Damaging to mental health
When I’m feeling down, or out of sorts, I try to think about what’s going on in my life that could be causing it. Some things that I know can damage my mental health are loneliness, not enough rest, and not taking care of myself. I’m someone who gets energised and filled when I’m with people I care about. This could be as simple as getting together for coffee with a friend, having a night out with a bunch of friends, or visiting family. My job does involve seeing people, but let’s be real. No one likes all their customers, and when you get that difficult one, it can be more damaging. Not the social interaction that is good for you.
Rest vs Laziness
Now, when I say that I need rest, I don’t just mean sitting in bed all day and binge watching some show, or a bunch of movies. Doing these things for a bit is okay, but wasting a whole day is not. Now, I’m going to go right out and say it, I do end up doing this a lot. However, I don’t feel rested afterwards, but more exhausted. Rest will look different for everyone. For some it’s taking a quick power nap. Others it’s crafting, or baking, or some other creative thing. Lots of Christians will take the time to rest by spending time in devotions. Some people read. I’m still trying to find my balance. What does rest look like for me? When do I feel the most rested, especially after a busy week at the hotel.
Finding a solution
Once we identify the thing that is bringing us down, we need to find a way to let it go.

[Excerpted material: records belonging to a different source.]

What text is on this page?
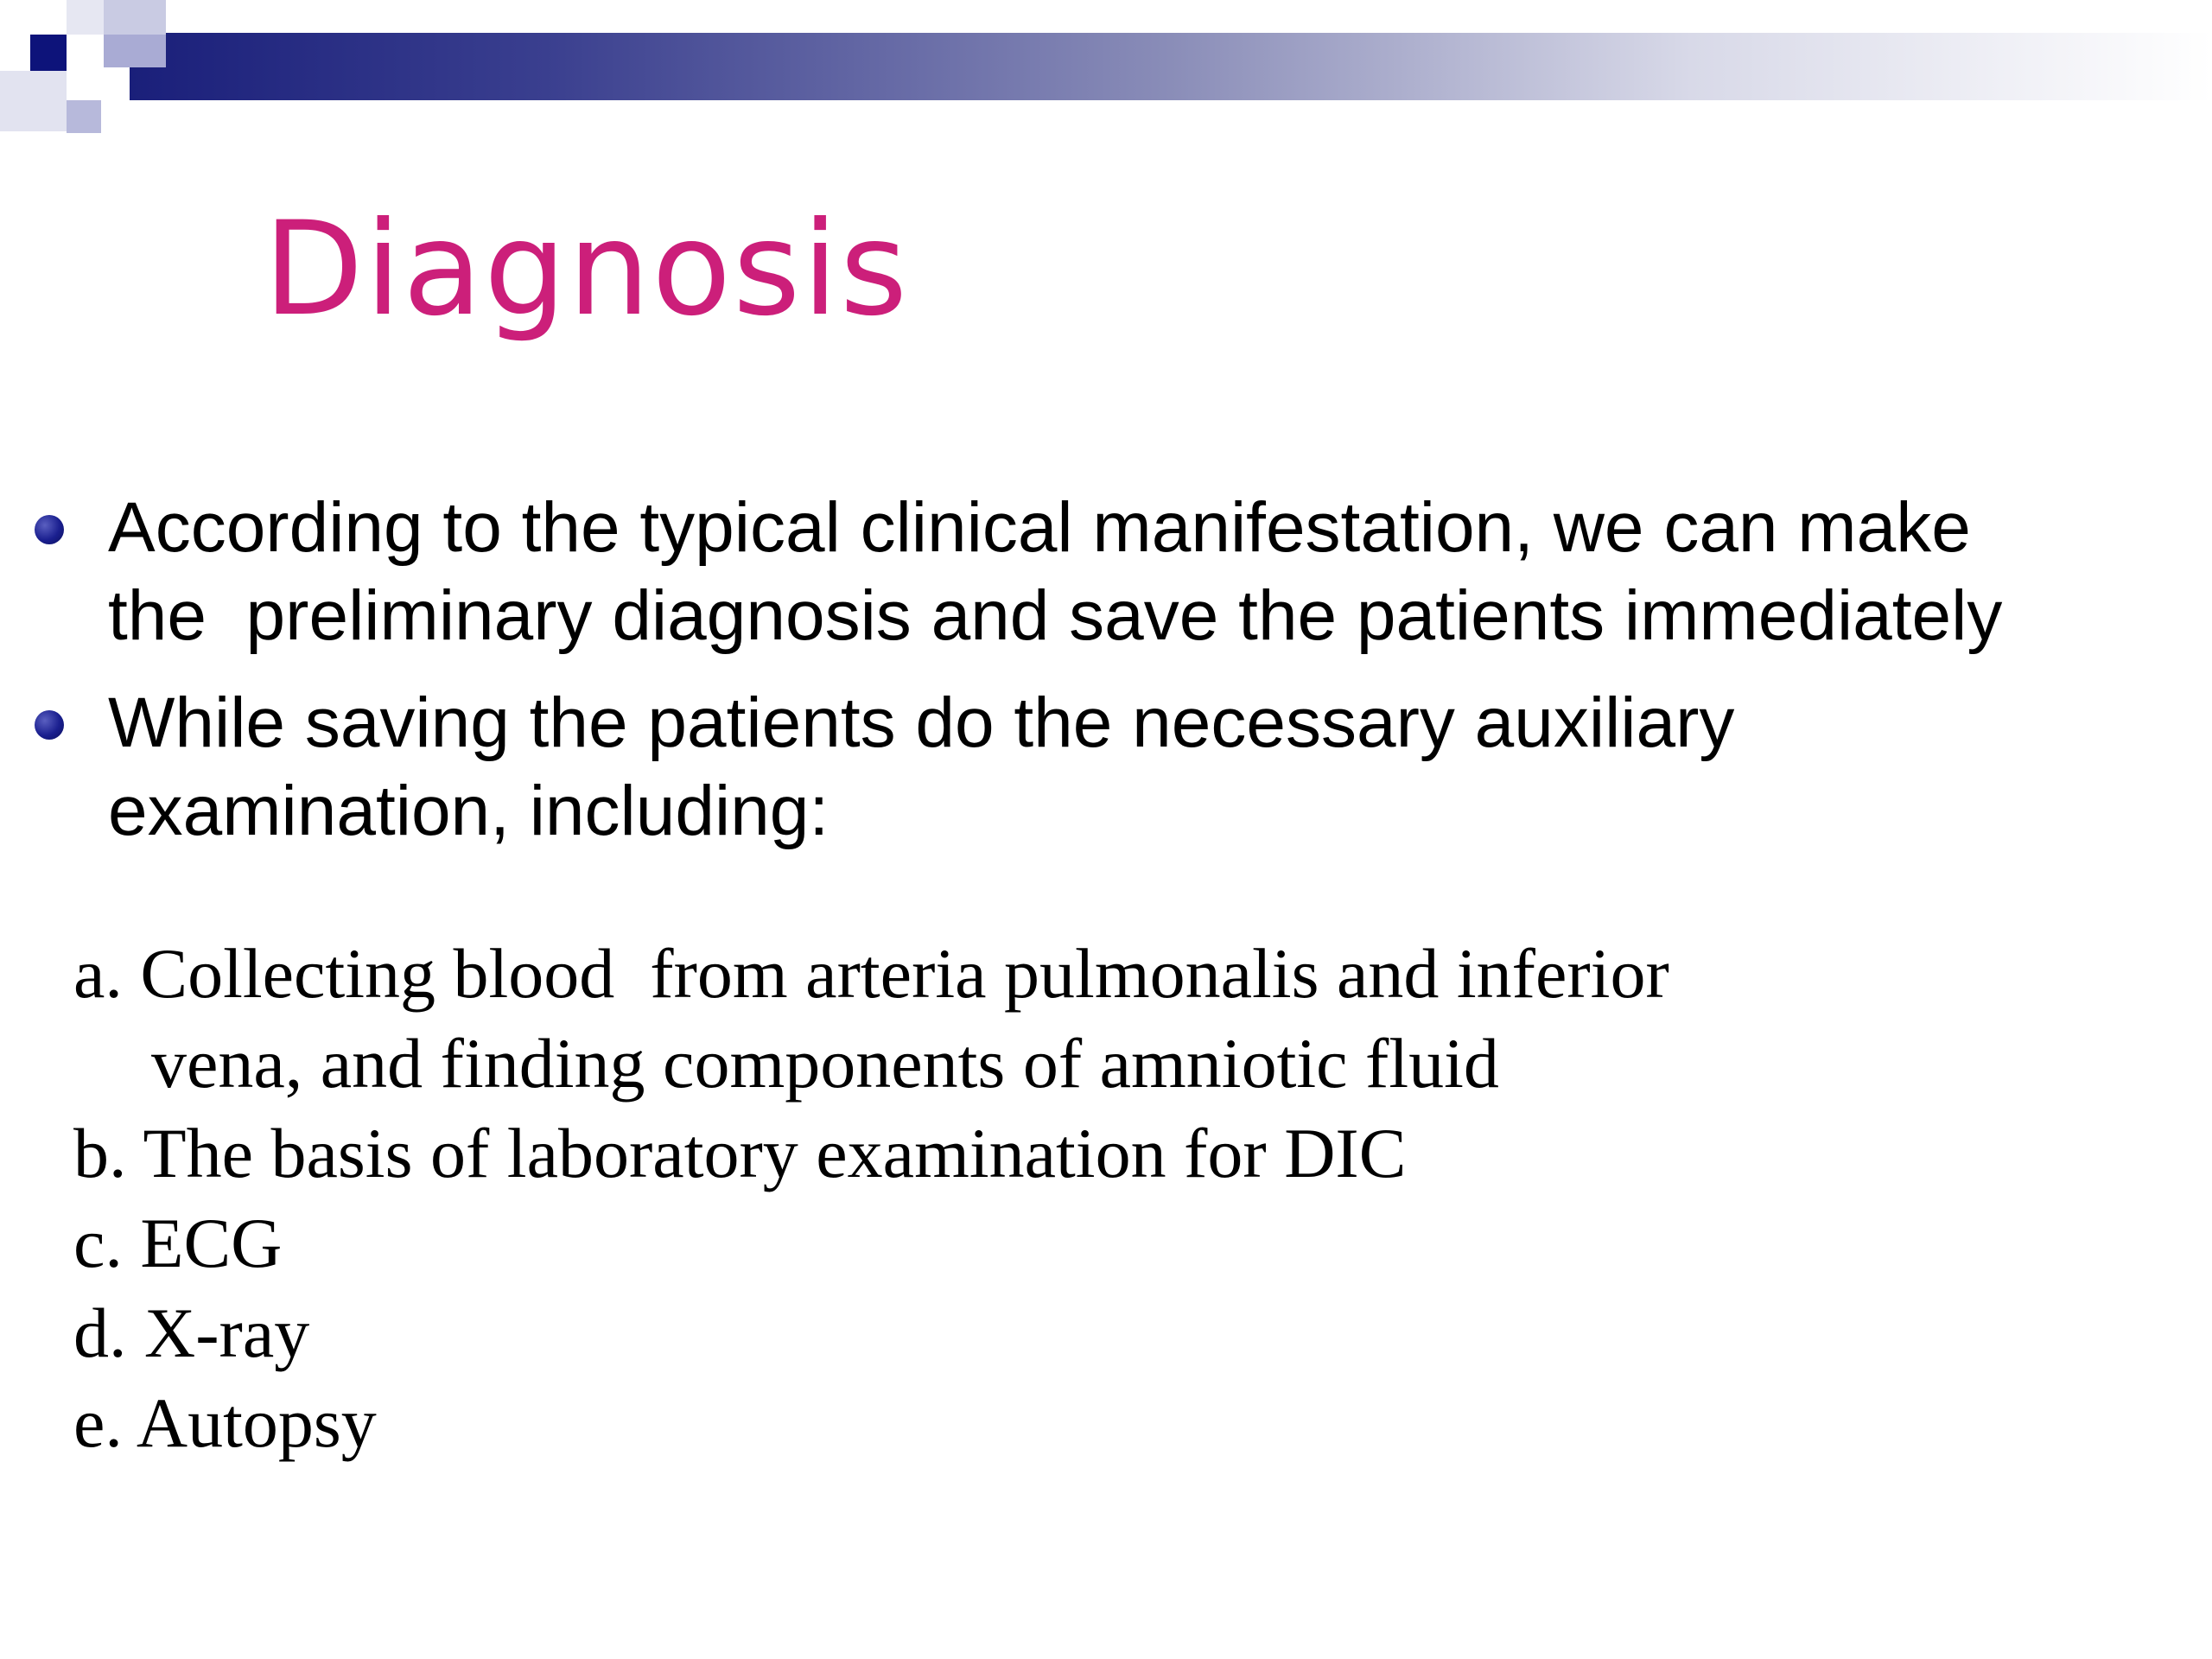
Diagnosis
According to the typical clinical manifestation, we can make
the  preliminary diagnosis and save the patients immediately
While saving the patients do the necessary auxiliary
examination, including:
a. Collecting blood  from arteria pulmonalis and inferior
vena, and finding components of amniotic fluid
b. The basis of laboratory examination for DIC
c. ECG
d. X-ray
e. Autopsy
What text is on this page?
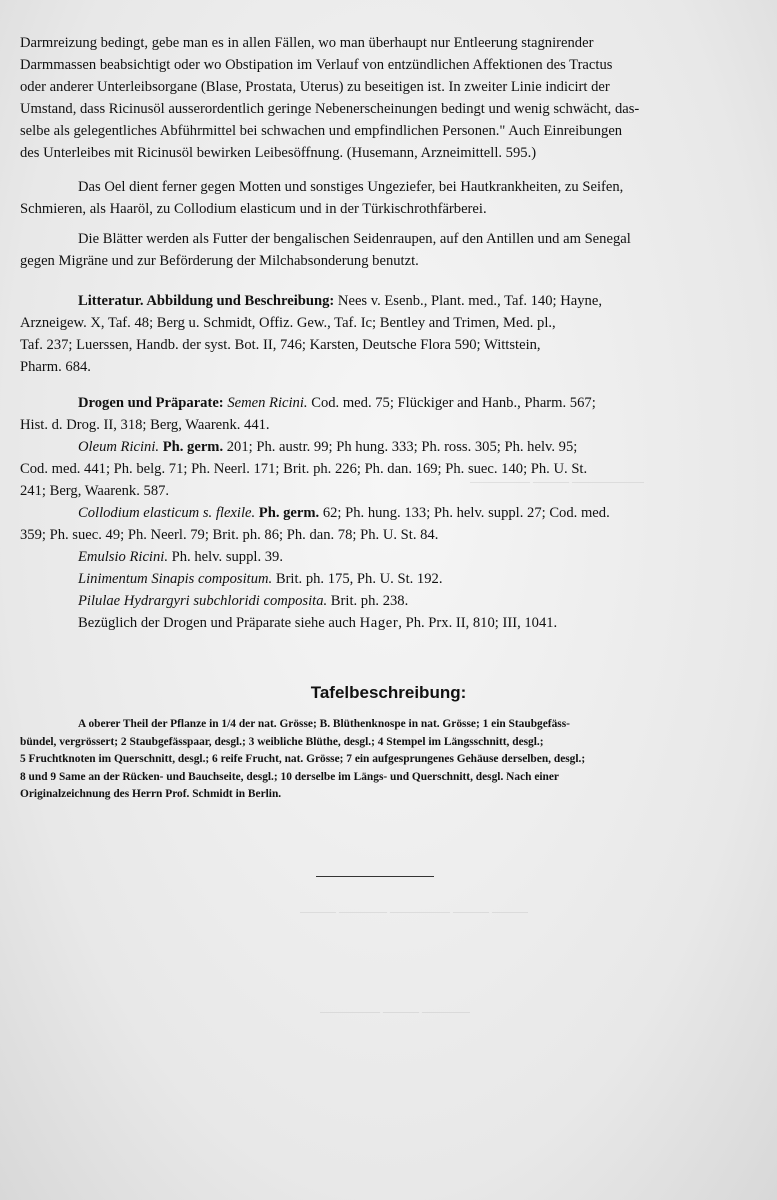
————— ——— ——————
——— ———— ————— ——— ———
————— ——— ————
Darmreizung bedingt, gebe man es in allen Fällen, wo man überhaupt nur Entleerung stagnirender
Darmmassen beabsichtigt oder wo Obstipation im Verlauf von entzündlichen Affektionen des Tractus
oder anderer Unterleibsorgane (Blase, Prostata, Uterus) zu beseitigen ist. In zweiter Linie indicirt der
Umstand, dass Ricinusöl ausserordentlich geringe Nebenerscheinungen bedingt und wenig schwächt, das-
selbe als gelegentliches Abführmittel bei schwachen und empfindlichen Personen." Auch Einreibungen
des Unterleibes mit Ricinusöl bewirken Leibesöffnung. (Husemann, Arzneimittell. 595.)
Das Oel dient ferner gegen Motten und sonstiges Ungeziefer, bei Hautkrankheiten, zu Seifen,
Schmieren, als Haaröl, zu Collodium elasticum und in der Türkischrothfärberei.
Die Blätter werden als Futter der bengalischen Seidenraupen, auf den Antillen und am Senegal
gegen Migräne und zur Beförderung der Milchabsonderung benutzt.
Litteratur. Abbildung und Beschreibung: Nees v. Esenb., Plant. med., Taf. 140; Hayne,
Arzneigew. X, Taf. 48; Berg u. Schmidt, Offiz. Gew., Taf. Ic; Bentley and Trimen, Med. pl.,
Taf. 237; Luerssen, Handb. der syst. Bot. II, 746; Karsten, Deutsche Flora 590; Wittstein,
Pharm. 684.
Drogen und Präparate: Semen Ricini. Cod. med. 75; Flückiger and Hanb., Pharm. 567;
Hist. d. Drog. II, 318; Berg, Waarenk. 441.
Oleum Ricini. Ph. germ. 201; Ph. austr. 99; Ph hung. 333; Ph. ross. 305; Ph. helv. 95;
Cod. med. 441; Ph. belg. 71; Ph. Neerl. 171; Brit. ph. 226; Ph. dan. 169; Ph. suec. 140; Ph. U. St.
241; Berg, Waarenk. 587.
Collodium elasticum s. flexile. Ph. germ. 62; Ph. hung. 133; Ph. helv. suppl. 27; Cod. med.
359; Ph. suec. 49; Ph. Neerl. 79; Brit. ph. 86; Ph. dan. 78; Ph. U. St. 84.
Emulsio Ricini. Ph. helv. suppl. 39.
Linimentum Sinapis compositum. Brit. ph. 175, Ph. U. St. 192.
Pilulae Hydrargyri subchloridi composita. Brit. ph. 238.
Bezüglich der Drogen und Präparate siehe auch Hager, Ph. Prx. II, 810; III, 1041.
Tafelbeschreibung:
A oberer Theil der Pflanze in 1/4 der nat. Grösse; B. Blüthenknospe in nat. Grösse; 1 ein Staubgefäss-
bündel, vergrössert; 2 Staubgefässpaar, desgl.; 3 weibliche Blüthe, desgl.; 4 Stempel im Längsschnitt, desgl.;
5 Fruchtknoten im Querschnitt, desgl.; 6 reife Frucht, nat. Grösse; 7 ein aufgesprungenes Gehäuse derselben, desgl.;
8 und 9 Same an der Rücken- und Bauchseite, desgl.; 10 derselbe im Längs- und Querschnitt, desgl. Nach einer
Originalzeichnung des Herrn Prof. Schmidt in Berlin.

Maybe we are sitting in frustration about something. Perhaps we are mad at someone, or even ourselves, for something that happened. Let it go. That frustration and anger is only going to hurt us. If someone has wronged you or hurt you, let it go. Forgive them and move on in life. Unforgiveness only hurts your life. This next one is a lot harder, but if there is a toxic person in your life, the best thing may be to let them go. You can try to put up boundaries, but you have to stick to them and if they don’t respect those boundaries, you may need to let them go and end the relationship.
An everyday battle
This is not a one time thing. Every day something will happen that could hurt us, frustrate or annoy us, even make us mad. Let it go. Our mental health is too important. We are in an age where so many people are diagnosed with anxiety or depression, or some other form of mental illness. The best thing we can do is find something that brings us calm and peace. Let go of things that are harmful. Surround yourself with people who are going to be there for you, in a way that is helpful. If you are drowning in your struggles and feel like there is no way out, please seek professional help. Call a hotline, talk to a friend or therapist. You don’t have to be alone. I’m going to link a helpline that I’ve heard lots of people talk about on YouTube. I’m not sponsored by them, I just want you to know that help is a click away.
You can take charge of your mental health, and we should all do our part to look after ourselves. If you see a friend who is struggling, let them know you are there. Don’t try to fix them, as that could cause more harm, but let them know you’re there if they need to talk. Together, we can beat this. Remember, anything can happen if you try.